Не я, граждане! А та девочка, что жила в этом теле до меня. Это её боги милостью такой наградили. Или проклятием наказали. Только со стороны кажется, что всё легко и просто. «Махнула царевна правой рукой — озеро сделалось. С кувшинками цветущими, с камышом и осокой по берегам. Махнула левой рукой — лебеди белокрылые полетели над головами. Покружили малость, сели на воду, да поплыли парой, глаз радуя». Такое только в сказках бывает, а на деле ни одному чародею не по силам. Разве что иллюзию создать — царя да гостей его на пиру порадовать.
Нет во мне такого дара, чтобы степь мне подчинилась. Я её вообще не чувствую. Только вижу, как земля, травой поросшая, до горизонта стелется, как овцы неспешно пасутся, слышу, как жаворонки в вышине звенят, сурки на пригорках посвистывают, змеи в траве шуршат. И нет у меня ко всему этому никакой особой любви. Потому и пользуюсь проверенными технологиями, дающими положительные результаты. Даром я, что ли, перед поездкой училась день и ночь? «Не пропадёт мой скорбный труд…» — вспоминается смутно знакомое. Надеюсь, не пропадёт и не будет скорбным.
Да даже если бы и была я Хранительницей и силу имела — это не значит, что я самолично должна обустраивать уборные. Требуется их хотя бы по две на три-четыре семьи. Мужская и женская. Может, мне ещё и мусор вокруг юрт собирать прикажете? С ведром, совком и веником по утрам по стойбищу в качестве разминки пробегаться. Как можно не понимать, что крысы не просто вредители, грызущие всё, что до чего зубы дотянутся, но и переносчики страшных болезней? Таких, от которых полстепи за неделю вымрет.
Хорошо, что стены у юрты войлочные, мягкие. А то в отчаянии порой голову разбить хочется. Болото! Как есть болото.
Едва уснула, отогнав нерадостные мысли, как меня позвал Пых.

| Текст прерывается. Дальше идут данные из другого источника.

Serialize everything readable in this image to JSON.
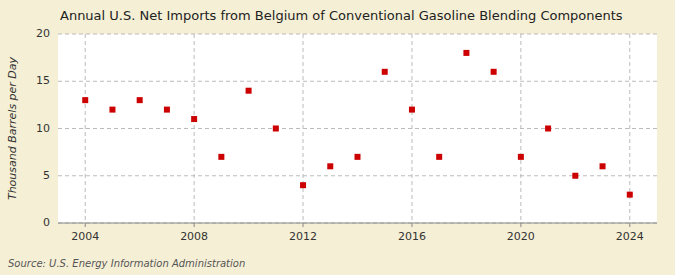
{
  "chart_data": {
    "type": "scatter",
    "title": "Annual U.S. Net Imports from Belgium of Conventional Gasoline Blending Components",
    "ylabel": "Thousand Barrels per Day",
    "source": "Source: U.S. Energy Information Administration",
    "x": [
      2004,
      2005,
      2006,
      2007,
      2008,
      2009,
      2010,
      2011,
      2012,
      2013,
      2014,
      2015,
      2016,
      2017,
      2018,
      2019,
      2020,
      2021,
      2022,
      2023,
      2024
    ],
    "values": [
      13,
      12,
      13,
      12,
      11,
      7,
      14,
      10,
      4,
      6,
      7,
      16,
      12,
      7,
      18,
      16,
      7,
      10,
      5,
      6,
      3
    ],
    "color": "#cc0000",
    "marker": "square",
    "xlim": [
      2003.0,
      2025.0
    ],
    "ylim": [
      0,
      20
    ],
    "xticks": [
      2004,
      2008,
      2012,
      2016,
      2020,
      2024
    ],
    "yticks": [
      0,
      5,
      10,
      15,
      20
    ],
    "grid": true
  }
}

Давно мы с питомцем не виделись, лишь обменивались картинками того, что видим, подкрепляя их эмоциональными волнами любви и нежности. Я ему дорогу, по которой путешествовали, да степь цветущую показывала, он мне — горы с ледяными вершинами, коз, скачущих по незаметным уступам отвесных скал и каким-то неведомым чудом удерживающихся на них, гордых орлов, парящих в бездонном небе. Нет преград для нашей обоюдной привязанности. Соскучилась по котейке своему до боли сердечной.
И вот почувствовала: он здесь, рядом, ждёт.
Прихватив в охапку одежду и обувь, тихо как мышка выскользнула из юрты. Спят мои охранники, обняв копья. Ох и нагорит же им завтра от Кудрета, но сегодня мне это на руку.
Иду в сторону уборной — если кто и увидит, то не задастся вопросом, почему я ночью по лагерю шляюсь. Но не доходя нескольких шагов до «скворечника», сворачиваю в степь, одеваюсь спешно и припускаю бегом.